One night the EMS brought in a girl who was found unresponsive in her home. By the time she arrived at the ER she was answering questions, mostly appropriately, albeit with a significant delay. We were able to get a complete but contradictory history from her. She denied remembering anything, although she said she had had one drink and some marijuana with her friends that morning. We told her this looked like a drug overdose but she didn’t respond to that. She was a very pretty 21 year old, but she was far too thin for her body type and her forearms were crisscrossed by dozens of fine white scars. Physical exam was mostly unremarkable, except for a general lethargy and delayed/weakened motor responses in her extremities, and her pupils which were pinpointed, no focused and sluggishly reactive to light. She did not have the ability to follow a light with her eyes. All ocular movement was erratic and saltatory.

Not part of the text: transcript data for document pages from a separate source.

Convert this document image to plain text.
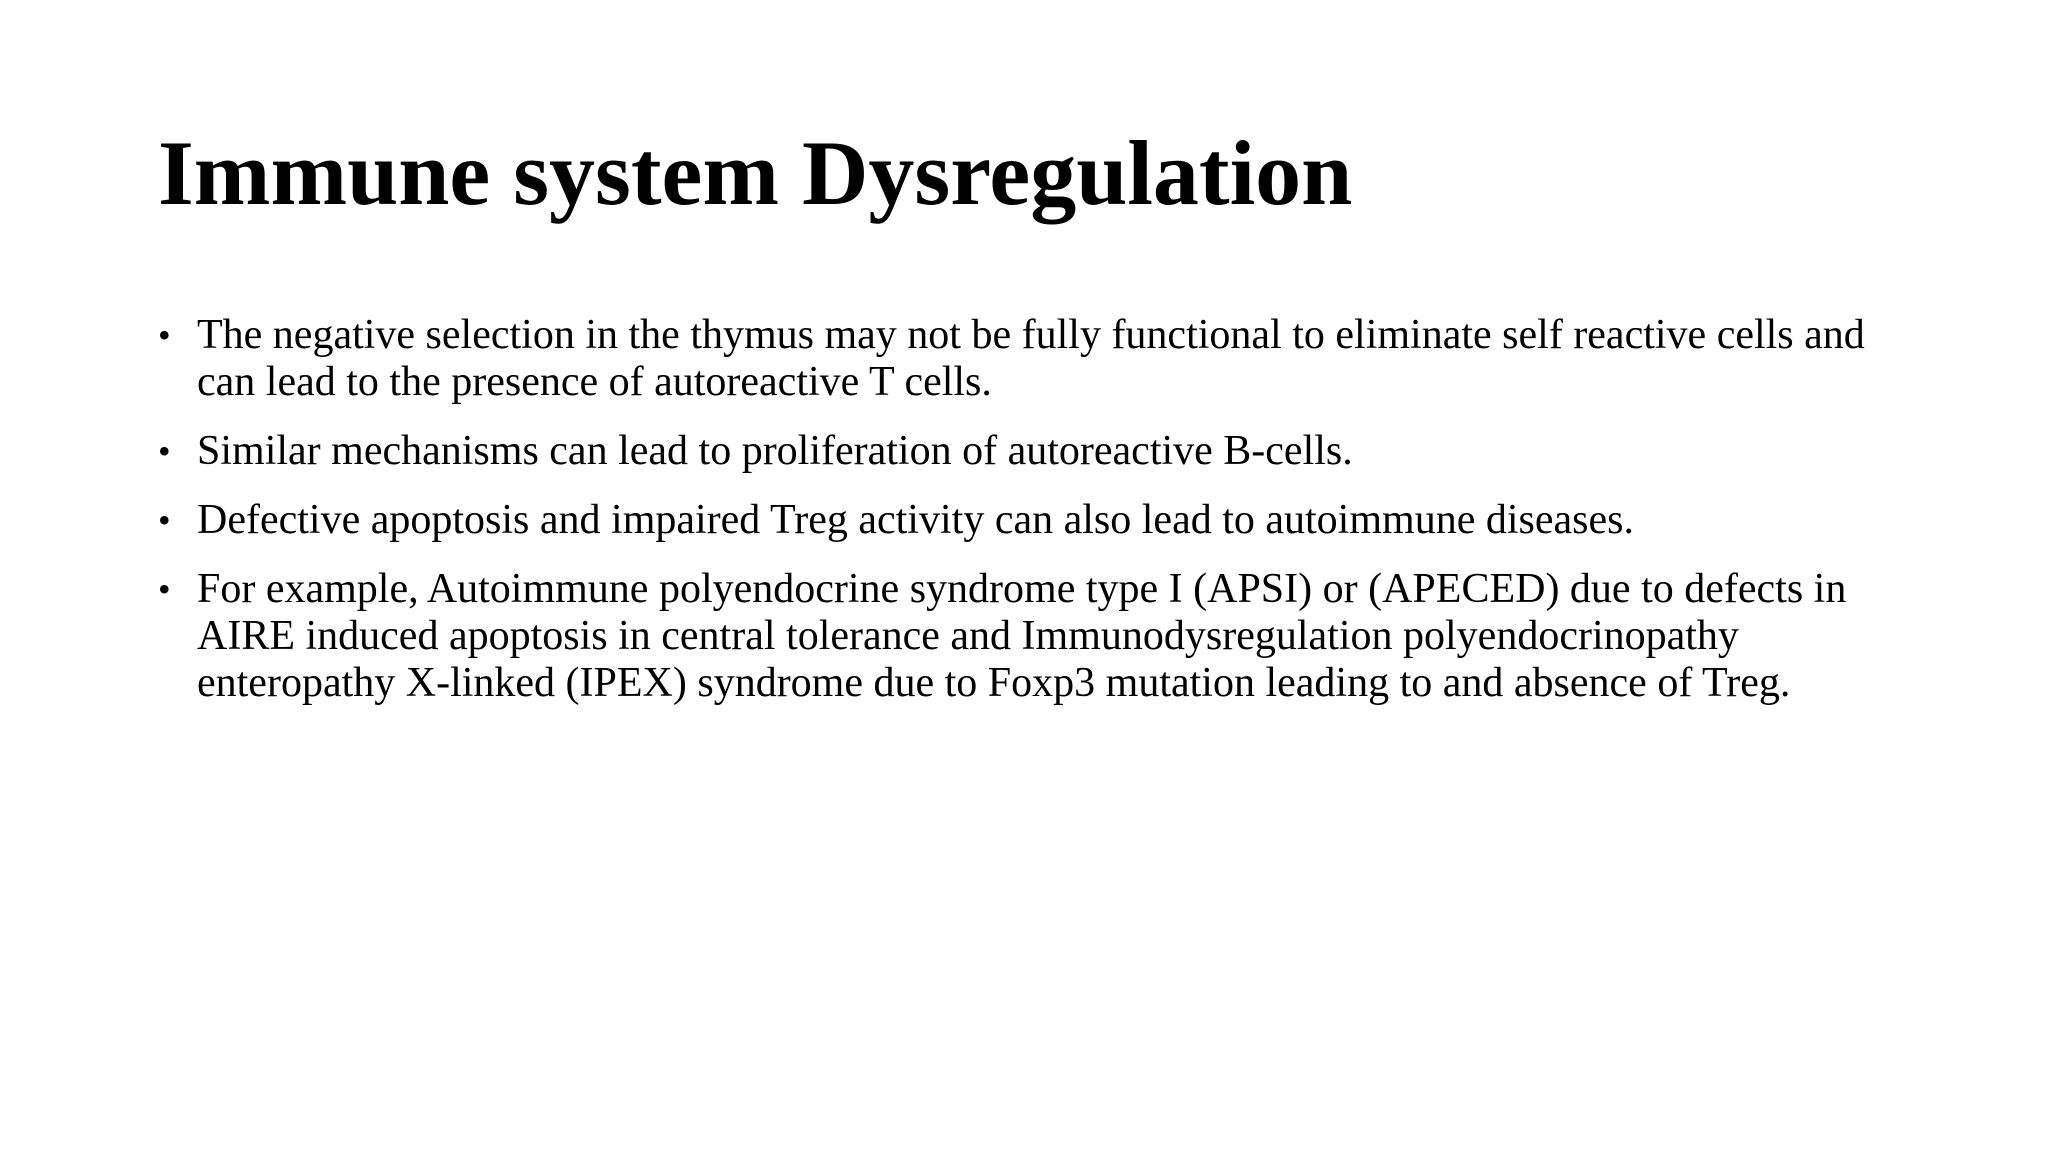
Immune system Dysregulation
• The negative selection in the thymus may not be fully functional to eliminate self reactive cells and can lead to the presence of autoreactive T cells.
• Similar mechanisms can lead to proliferation of autoreactive B-cells.
• Defective apoptosis and impaired Treg activity can also lead to autoimmune diseases.
• For example, Autoimmune polyendocrine syndrome type I (APSI) or (APECED) due to defects in AIRE induced apoptosis in central tolerance and Immunodysregulation polyendocrinopathy enteropathy X-linked (IPEX) syndrome due to Foxp3 mutation leading to and absence of Treg.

We did a urinalysis (UA) tox screen on her and it came back hot for barbiturates. Looking back in her file I found that this was her fourth time in the ER for prescription drug use. To top it all off, she was a pharmacy tech.

We had a long discussion with the ER doc about what we could do. We were all agreed that she shouldn’t be working in a pharmacy, but he said there was nothing we could do without violating patient doctor privilege. I argued that the laws contain a clause that states that if the patient is in imminent danger of causing harm to herself or others we not only have a right but a responsibility to report it to the appropriate authorities. In my view if a druggy is handing out drugs, her dipping into her own stock is the least of my worries. My worry is that she’ll be high at work and she’ll mislabel a bottle or put the wrong pills in it, or the wrong dose, or give it to the wrong patient and that could literally kill someone. Has it happened yet? No. I don’t think waiting for it to happen is a good plan. She needs to get fired for everyone else’s safety.

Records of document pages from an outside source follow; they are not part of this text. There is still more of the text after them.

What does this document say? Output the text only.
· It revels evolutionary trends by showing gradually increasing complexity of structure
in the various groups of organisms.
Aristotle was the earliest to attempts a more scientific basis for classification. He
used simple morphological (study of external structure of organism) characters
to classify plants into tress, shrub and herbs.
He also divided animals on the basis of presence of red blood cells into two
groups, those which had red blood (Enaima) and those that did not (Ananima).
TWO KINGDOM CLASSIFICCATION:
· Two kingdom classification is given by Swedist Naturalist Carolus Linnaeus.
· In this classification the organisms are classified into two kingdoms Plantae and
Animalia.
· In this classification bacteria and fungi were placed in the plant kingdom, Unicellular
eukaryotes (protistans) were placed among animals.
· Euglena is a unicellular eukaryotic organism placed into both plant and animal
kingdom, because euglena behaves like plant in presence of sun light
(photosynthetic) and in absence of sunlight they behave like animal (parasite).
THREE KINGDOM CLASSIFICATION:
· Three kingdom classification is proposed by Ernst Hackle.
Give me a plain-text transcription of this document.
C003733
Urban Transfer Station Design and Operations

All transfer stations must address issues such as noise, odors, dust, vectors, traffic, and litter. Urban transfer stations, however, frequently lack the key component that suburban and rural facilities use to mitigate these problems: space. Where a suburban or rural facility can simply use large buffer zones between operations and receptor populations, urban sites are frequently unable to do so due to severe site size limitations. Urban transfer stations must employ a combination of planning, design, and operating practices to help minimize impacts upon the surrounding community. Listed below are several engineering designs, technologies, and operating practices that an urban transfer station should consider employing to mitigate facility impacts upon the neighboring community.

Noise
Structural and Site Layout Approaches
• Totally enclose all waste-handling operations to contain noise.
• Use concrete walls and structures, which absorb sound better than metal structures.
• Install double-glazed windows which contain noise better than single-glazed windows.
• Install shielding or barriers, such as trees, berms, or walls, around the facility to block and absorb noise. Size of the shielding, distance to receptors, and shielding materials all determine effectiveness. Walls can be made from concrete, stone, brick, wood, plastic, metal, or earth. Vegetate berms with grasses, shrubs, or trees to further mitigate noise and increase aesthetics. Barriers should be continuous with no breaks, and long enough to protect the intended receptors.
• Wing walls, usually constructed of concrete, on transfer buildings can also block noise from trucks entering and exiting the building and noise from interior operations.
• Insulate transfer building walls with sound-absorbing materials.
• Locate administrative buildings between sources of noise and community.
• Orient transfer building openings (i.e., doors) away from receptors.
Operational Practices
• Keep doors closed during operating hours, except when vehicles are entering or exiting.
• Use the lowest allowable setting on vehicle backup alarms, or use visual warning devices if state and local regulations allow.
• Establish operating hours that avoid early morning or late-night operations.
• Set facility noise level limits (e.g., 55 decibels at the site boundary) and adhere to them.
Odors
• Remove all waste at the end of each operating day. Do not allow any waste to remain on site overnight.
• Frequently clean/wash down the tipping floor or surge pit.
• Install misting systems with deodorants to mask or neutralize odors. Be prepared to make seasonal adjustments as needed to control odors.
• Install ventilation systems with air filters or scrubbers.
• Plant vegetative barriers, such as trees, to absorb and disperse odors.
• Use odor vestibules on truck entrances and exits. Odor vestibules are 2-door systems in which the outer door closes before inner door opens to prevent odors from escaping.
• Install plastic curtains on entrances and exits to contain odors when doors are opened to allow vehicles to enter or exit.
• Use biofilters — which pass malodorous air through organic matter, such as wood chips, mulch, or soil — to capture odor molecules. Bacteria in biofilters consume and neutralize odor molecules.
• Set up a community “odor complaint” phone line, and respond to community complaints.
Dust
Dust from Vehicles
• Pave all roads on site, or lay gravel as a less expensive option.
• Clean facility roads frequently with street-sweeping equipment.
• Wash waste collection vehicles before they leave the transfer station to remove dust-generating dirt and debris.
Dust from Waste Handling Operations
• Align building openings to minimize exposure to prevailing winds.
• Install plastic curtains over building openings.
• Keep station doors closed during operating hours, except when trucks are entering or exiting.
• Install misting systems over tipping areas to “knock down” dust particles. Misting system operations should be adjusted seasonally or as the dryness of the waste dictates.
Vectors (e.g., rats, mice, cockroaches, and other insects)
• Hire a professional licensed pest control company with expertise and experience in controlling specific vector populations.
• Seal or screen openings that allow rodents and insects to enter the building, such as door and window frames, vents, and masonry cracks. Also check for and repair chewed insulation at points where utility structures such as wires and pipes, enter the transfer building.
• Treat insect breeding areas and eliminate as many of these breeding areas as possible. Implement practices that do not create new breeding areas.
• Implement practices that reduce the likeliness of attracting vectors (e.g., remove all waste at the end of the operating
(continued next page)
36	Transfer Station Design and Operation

And what about her? Why the drugs and the alcohol and the cutting? Her mother showed up at the ER and wanted to take her home against her will. The charge nurse explained to her that we could not release her into anyone’s custody because she was not a minor. We could not keep her if she didn’t want to leave, we could not sign her over to her mother if she didn’t want to go. Her mother argued back, unable to see the plain facts of the situation through her grief and frustration. Didn’t we see that if she went back to her own house she would just get stuck with her friends again, and these friends were really bad. It was all their fault her daughter was doing drugs. If the patient could come home with her she (the mother) would keep the bad influences out of her life and she would turn around. Why couldn’t we just see that?

I couldn’t help but wonder, if that parental love hasn’t been sufficient thus far, what makes her think it’s going to become magically effective now? Regardless, legally there was nothing we could do. Like it or not, she was 21 years old. She was legally responsible for her own decisions and we could no more remand her into her mother’s custody than we could detox her. She was not in danger of her life. She was not overdosed, she was just stoned. That’s what those drugs are supposed to do. Even if she had been in danger the only treatment is to stick a tube in her stomach and pump out any pills that haven’t been absorbed, dilute with activated charcoal and support heart rate and respirations until the effects wear off.

What was up with her? The problem was far beyond emergency room scope of practice. Did her parents not love her? Had she been abused as a child? Had she not been able to find any good friends? Whatever the myriad single elements that made it up, they all came to one thing. The problem was that she had a deep, throbbing, aching, abysmal hole in the depths of her soul. That is beyond my scope of practice.